2 Sekunden den Atem halten.
6 Sekunden langsam ausatmen.
Wiederhole dies zwei bis drei Minuten.
Viele Menschen spüren danach mehr Ruhe und Entspannung.
Vielleicht ist gerade eine Hitzewelle der richtige Moment, um wieder mehr auf den eigenen Körper zu hören.
Aufeinander achten
Hitze ist nicht nur eine persönliche Herausforderung.
Sie ist auch eine Frage der Solidarität.
Viele ältere Menschen leben allein und bitten nur selten um Hilfe.
Ein kurzer Anruf.
Ein spontaner Besuch.
Eine gemeinsam getrunkene Tasse Kaffee.
Eine Flasche Wasser vorbeibringen.
Oder anbieten, gemeinsam einkaufen zu gehen, damit niemand in der Mittagshitze unterwegs sein muss.
Oft sind es genau diese kleinen Gesten, die den grössten Unterschied machen.
Vielleicht ist das eine der schönsten Seiten des Älterwerdens:
Wir wissen, wie wertvoll Aufmerksamkeit und Mitmenschlichkeit sind.
Wahr oder falsch?
Löscht Bier den Durst besser als Wasser?
Nein.
Alkohol fördert die Austrocknung des Körpers und ist bei grosser Hitze keine gute Wahl.
Sollte man erst trinken, wenn man Durst verspürt?
Nein.
Gerade mit zunehmendem Alter setzt das Durstgefühl häufig zu spät ein.
Regelmässiges Trinken ist deshalb besonders wichtig.
Ist eine eiskalte Dusche ideal?
Nicht unbedingt.
Kühles oder lauwarmes Wasser wird vom Körper meist besser vertragen als ein plötzlicher Kälteschock.
Kann man auch im Schatten einen Hitzschlag bekommen?
Ja.
Nicht nur die direkte Sonne, sondern auch die hohe Umgebungstemperatur kann den Körper stark belasten.
Was tun, wenn es draussen zu heiss wird?
Ein Sommertag muss nicht immer aktiv sein.
Warum nicht einmal:
ein Museum besuchen,
ins Kino gehen,
einen Podcast hören,
ein gutes Buch lesen,
Karten spielen,
sanftes Yoga oder Stretching machen,
Erinnerungen aufschreiben,
den nächsten Ausflug planen oder
einfach Zeit mit lieben Menschen verbringen?
Manchmal entstehen die schönsten Sommertage gerade dann, wenn wir nichts Besonderes geplant haben.
Wie werden die Sommer der Zukunft aussehen?
Die Klimaforschung ist sich weitgehend einig:
Die Sommer in der Schweiz werden in den kommenden Jahrzehnten wärmer.
Es wird mehr Hitzetage über 30 Grad geben, längere Trockenperioden und häufiger auftretende Hitzewellen.

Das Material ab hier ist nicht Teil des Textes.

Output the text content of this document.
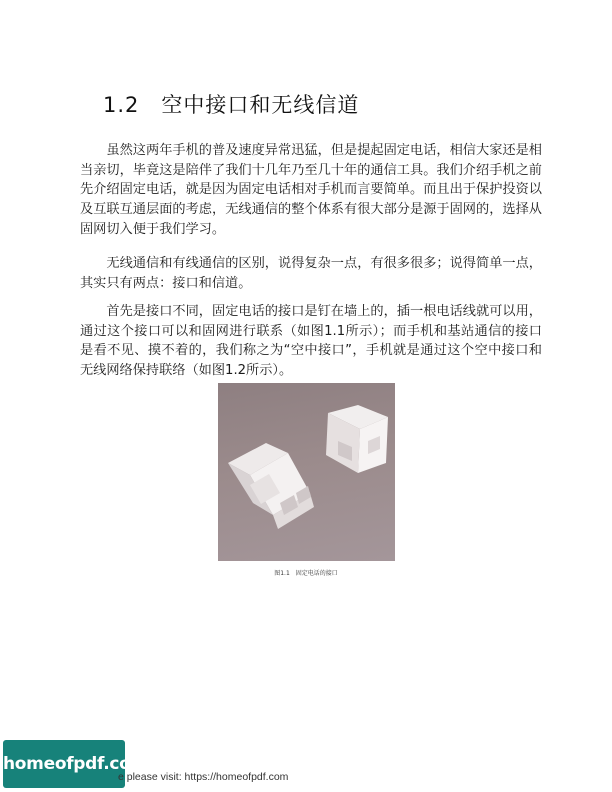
1.2 空中接口和无线信道

虽然这两年手机的普及速度异常迅猛，但是提起固定电话，相信大家还是相当亲切，毕竟这是陪伴了我们十几年乃至几十年的通信工具。我们介绍手机之前先介绍固定电话，就是因为固定电话相对手机而言要简单。而且出于保护投资以及互联互通层面的考虑，无线通信的整个体系有很大部分是源于固网的，选择从固网切入便于我们学习。

无线通信和有线通信的区别，说得复杂一点，有很多很多；说得简单一点，其实只有两点：接口和信道。

首先是接口不同，固定电话的接口是钉在墙上的，插一根电话线就可以用，通过这个接口可以和固网进行联系（如图1.1所示）；而手机和基站通信的接口是看不见、摸不着的，我们称之为“空中接口”，手机就是通过这个空中接口和无线网络保持联络（如图1.2所示）。

图1.1　固定电话的接口
homeofpdf.com
e please visit: https://homeofpdf.com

Gleichzeitig rechnen Fachleute damit, dass heftige Gewitter und Starkregenereignisse zunehmen werden.
Der aussergewöhnliche Sommer 2003 könnte deshalb in einigen Jahrzehnten nicht mehr als Ausnahme gelten.
Das bedeutet jedoch nicht, dass wir den Sommer weniger geniessen werden.
Wir werden uns anpassen.
Vielleicht verbringen wir mehr Zeit an Seen und Flüssen.

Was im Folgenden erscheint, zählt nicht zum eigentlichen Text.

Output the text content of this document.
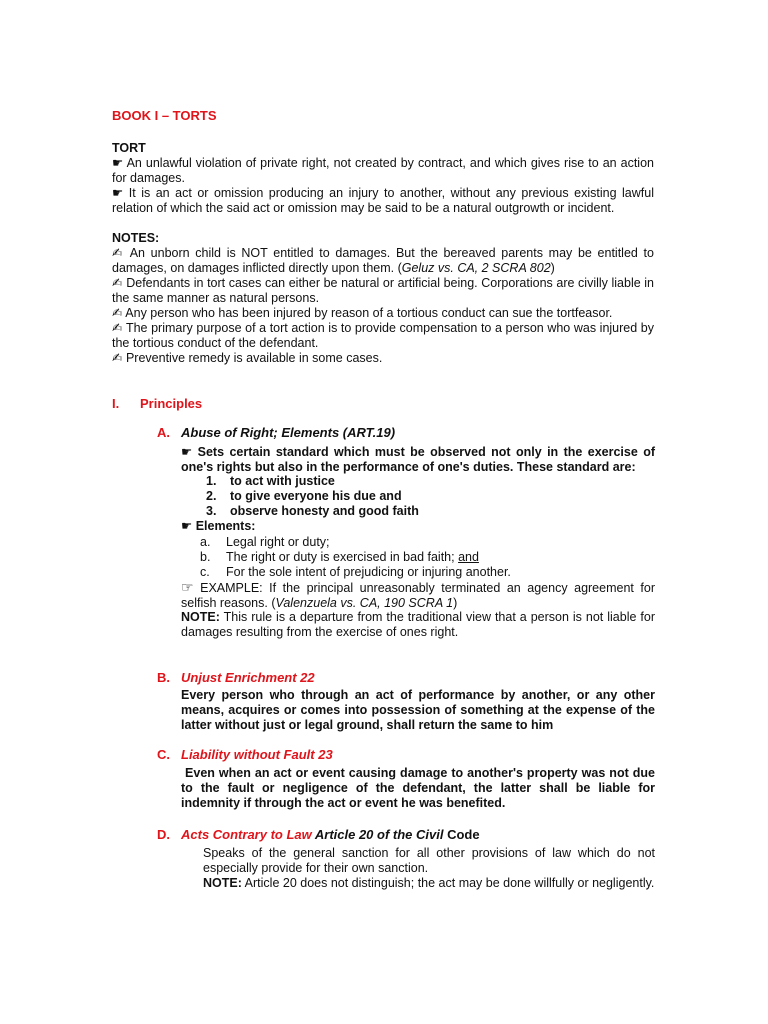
BOOK I – TORTS
TORT
☛ An unlawful violation of private right, not created by contract, and which gives rise to an action for damages.
☛ It is an act or omission producing an injury to another, without any previous existing lawful relation of which the said act or omission may be said to be a natural outgrowth or incident.
NOTES:
✍ An unborn child is NOT entitled to damages. But the bereaved parents may be entitled to damages, on damages inflicted directly upon them. (Geluz vs. CA, 2 SCRA 802)
✍ Defendants in tort cases can either be natural or artificial being. Corporations are civilly liable in the same manner as natural persons.
✍ Any person who has been injured by reason of a tortious conduct can sue the tortfeasor.
✍ The primary purpose of a tort action is to provide compensation to a person who was injured by the tortious conduct of the defendant.
✍ Preventive remedy is available in some cases.
I. Principles
A. Abuse of Right; Elements (ART.19)
☛ Sets certain standard which must be observed not only in the exercise of one's rights but also in the performance of one's duties. These standard are:
1.	to act with justice
2.	to give everyone his due and
3.	observe honesty and good faith
☛ Elements:
a.	Legal right or duty;
b.	The right or duty is exercised in bad faith; and
c.	For the sole intent of prejudicing or injuring another.
☞ EXAMPLE: If the principal unreasonably terminated an agency agreement for selfish reasons. (Valenzuela vs. CA, 190 SCRA 1)
NOTE: This rule is a departure from the traditional view that a person is not liable for damages resulting from the exercise of ones right.
B. Unjust Enrichment 22
Every person who through an act of performance by another, or any other means, acquires or comes into possession of something at the expense of the latter without just or legal ground, shall return the same to him
C. Liability without Fault 23
Even when an act or event causing damage to another's property was not due to the fault or negligence of the defendant, the latter shall be liable for indemnity if through the act or event he was benefited.
D. Acts Contrary to Law Article 20 of the Civil Code
Speaks of the general sanction for all other provisions of law which do not especially provide for their own sanction.
NOTE: Article 20 does not distinguish; the act may be done willfully or negligently.
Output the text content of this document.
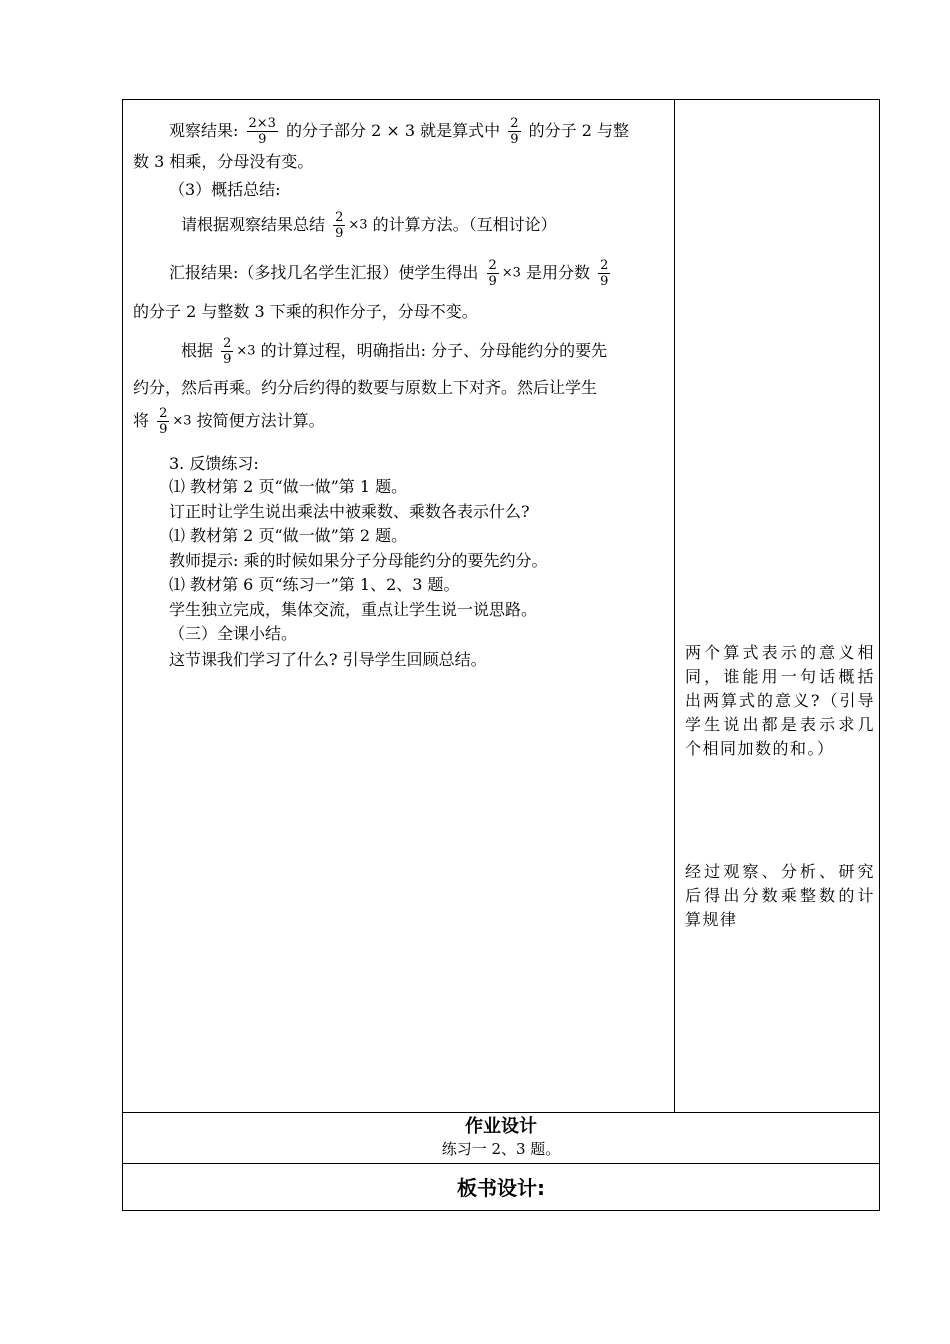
观察结果: $\frac{2\times 3}{9}$ 的分子部分 2 × 3 就是算式中 $\frac{2}{9}$ 的分子 2 与整
数 3 相乘，分母没有变。
（3）概括总结:
请根据观察结果总结 $\frac{2}{9} \times 3$ 的计算方法。（互相讨论）
汇报结果:（多找几名学生汇报）使学生得出 $\frac{2}{9} \times 3$ 是用分数 $\frac{2}{9}$
的分子 2 与整数 3 下乘的积作分子，分母不变。
根据 $\frac{2}{9} \times 3$ 的计算过程，明确指出: 分子、分母能约分的要先
约分，然后再乘。约分后约得的数要与原数上下对齐。然后让学生
将 $\frac{2}{9} \times 3$ 按简便方法计算。
3. 反馈练习:
⑴ 教材第 2 页“做一做”第 1 题。
订正时让学生说出乘法中被乘数、乘数各表示什么?
⑴ 教材第 2 页“做一做”第 2 题。
教师提示: 乘的时候如果分子分母能约分的要先约分。
⑴ 教材第 6 页“练习一”第 1、2、3 题。
学生独立完成，集体交流，重点让学生说一说思路。
（三）全课小结。
这节课我们学习了什么? 引导学生回顾总结。	两个算式表示的意义相同，谁能用一句话概括出两算式的意义?（引导学生说出都是表示求几个相同加数的和。）
经过观察、分析、研究后得出分数乘整数的计算规律
作业设计
练习一 2、3 题。
板书设计:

Vielleicht zieht es uns öfter in die Berge, wo die Temperaturen auch künftig angenehmer bleiben.
Vielleicht lernen wir einfach wieder, etwas mehr im Rhythmus der Natur zu leben.
Frühere Generationen lernten, mit strengen Wintern umzugehen.

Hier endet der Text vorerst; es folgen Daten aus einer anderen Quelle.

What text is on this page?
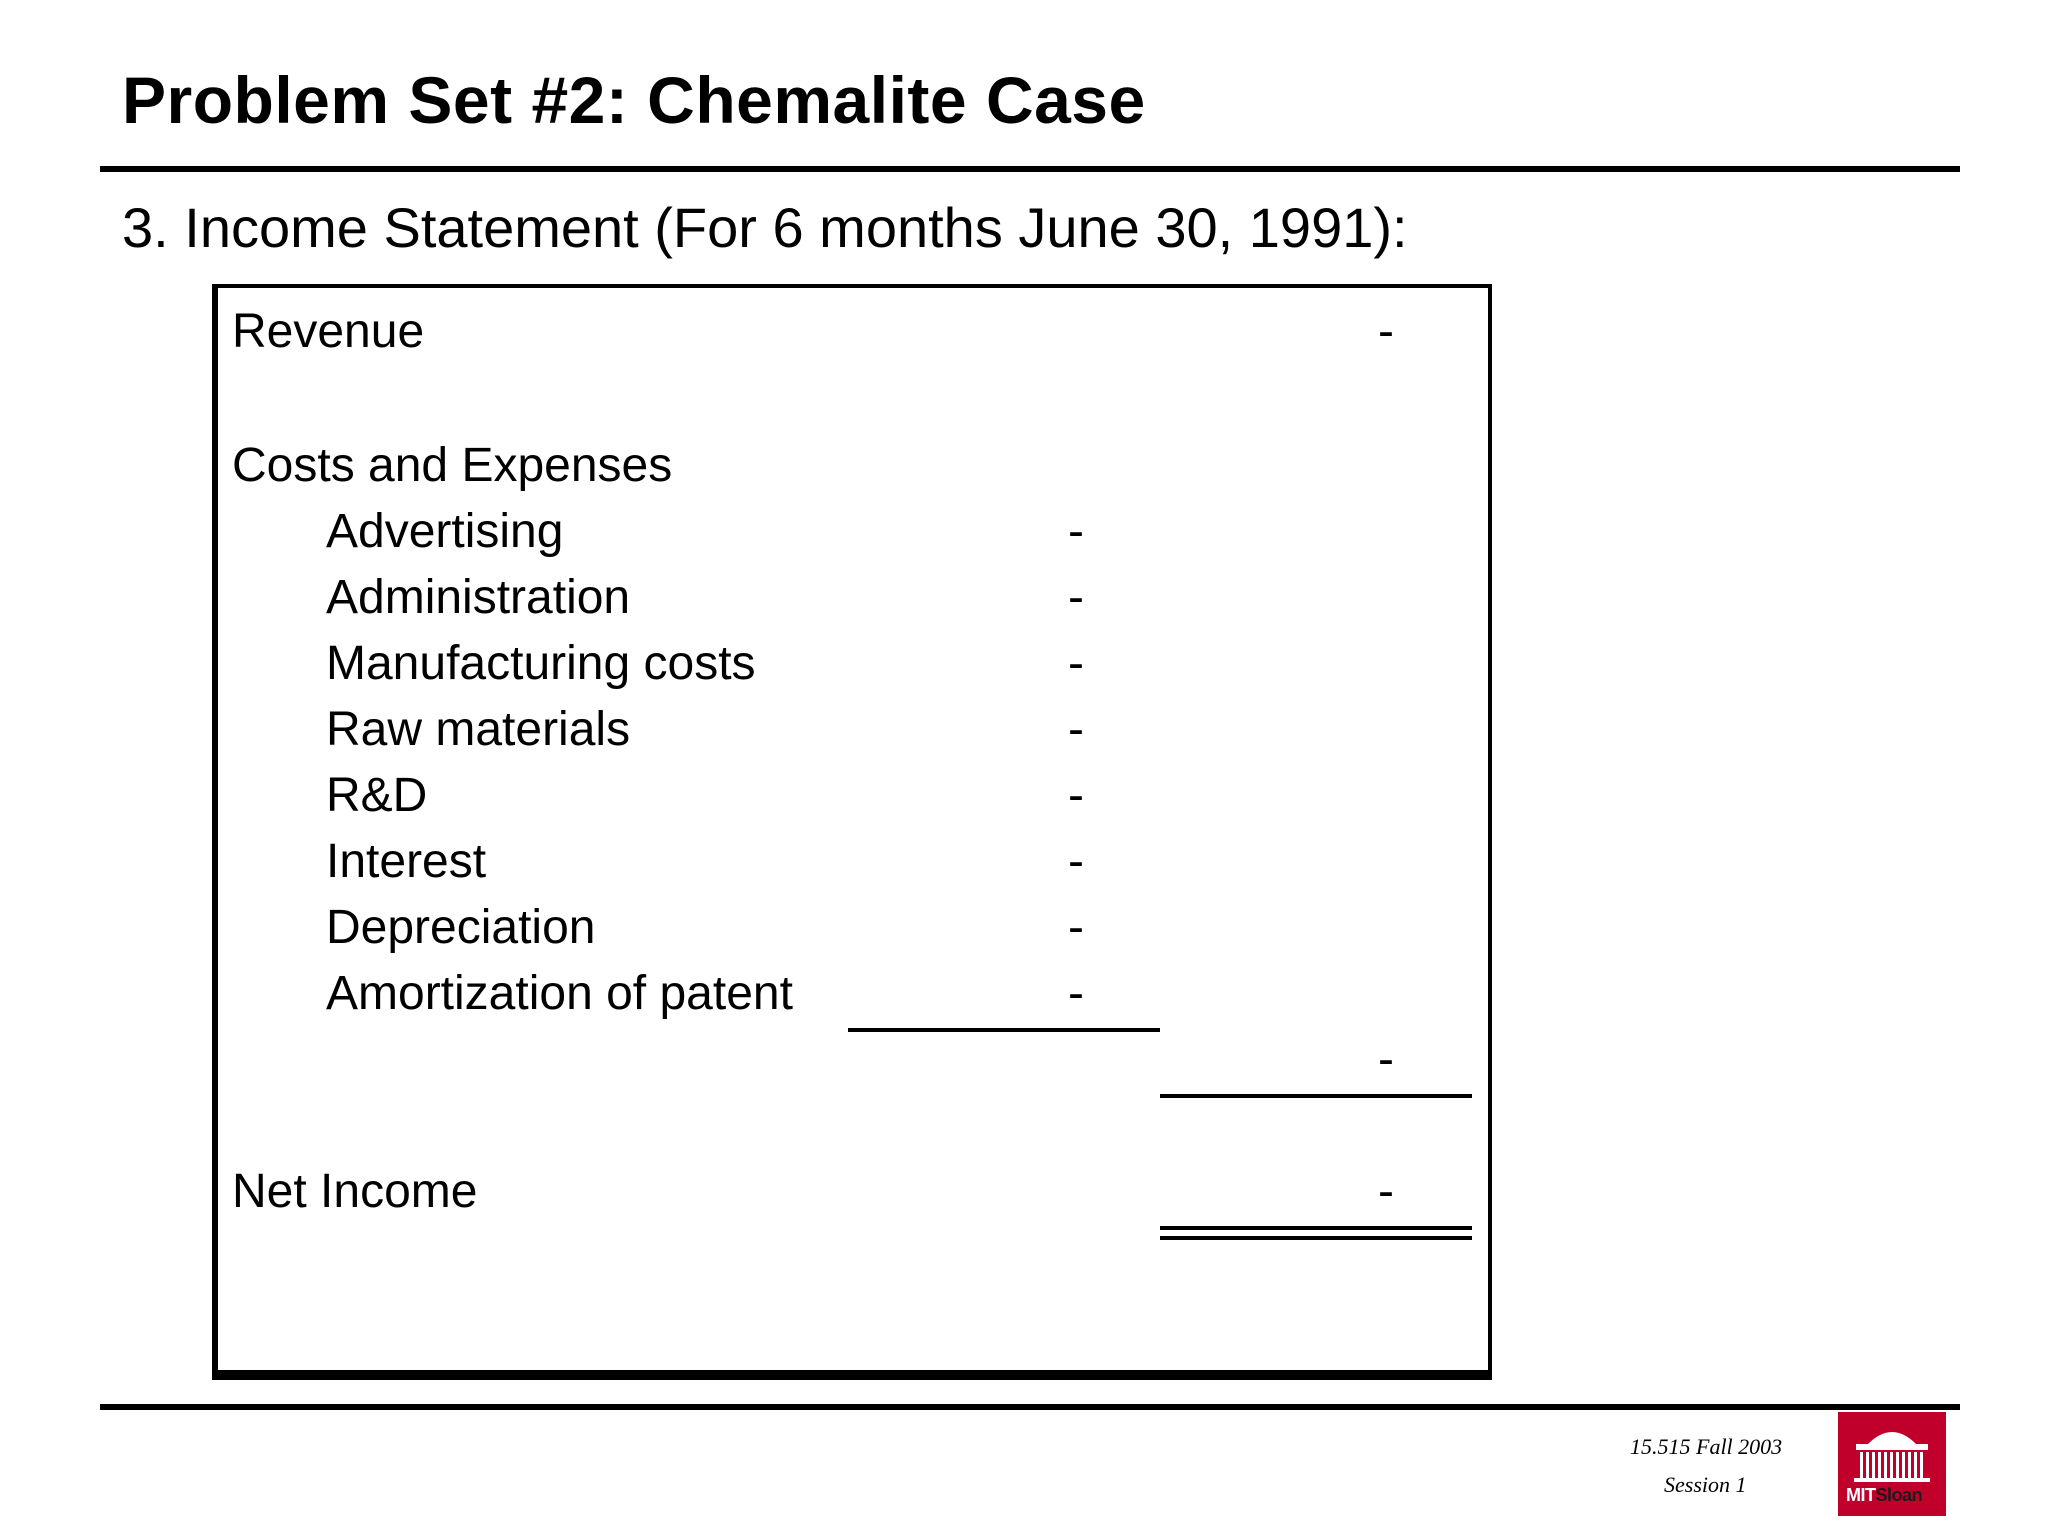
Problem Set #2: Chemalite Case
3. Income Statement (For 6 months June 30, 1991):
Revenue	-
Costs and Expenses
Advertising	-
Administration	-
Manufacturing costs	-
Raw materials	-
R&D	-
Interest	-
Depreciation	-
Amortization of patent	-
-
Net Income	-
15.515 Fall 2003
Session 1	MITSloan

Unsere Generation lernt vielleicht, mit heisseren Sommern zu leben.
Und vielleicht entdecken wir dabei sogar eine neue Form von Lebensqualität: langsamer, bewusster und näher an der Natur.
Sich anzupassen bedeutet nicht zu verzichten. Es bedeutet, das Leben weiterhin bewusst zu geniessen.
Das Sommerrezept des Nold Club
Pfirsich-Heidelbeer-Smoothie mit Gurke und Minze
Fruchtig, leicht und herrlich erfrischend.
Zutaten
1 reifer Pfirsich
1 Handvoll Heidelbeeren
½ Gurke
einige frische Minzblätter
Saft einer halben Limette
150 ml Kokoswasser
einige Eiswürfel
Zubereitung
Alle Zutaten fein mixen und gut gekühlt servieren.
Die Kombination aus süssem Pfirsich, frischen Heidelbeeren, Gurke und Minze ergibt einen überraschend leichten Smoothie – perfekt für warme Sommertage auf dem Balkon, im Garten oder am See.
Zum Schluss
Die Sommer verändern sich.
Unsere Freude am Sommer muss sich deshalb nicht verändern.
Vielleicht verbringen wir künftig etwas mehr Zeit im Schatten, am Wasser oder in den Bergen.
Vielleicht trinken wir bewusster, gönnen uns öfter eine Pause und achten noch mehr aufeinander.
Eines bleibt jedoch gleich:
Die schönsten Sommermomente entstehen selten wegen der Temperatur.
Sie entstehen bei guten Gesprächen, gemeinsamen Erlebnissen, einem Lachen mit Freunden oder einem stillen Abend auf der Terrasse.
Nicht die Hitze macht einen Sommer unvergesslich. Sondern die Momente, die wir daraus machen.
Ich wünsche dir einen wunderbaren Sommer – mit vielen schönen Begegnungen, genügend Schatten, einer erfrischenden Brise und ganz viel Freude am Leben.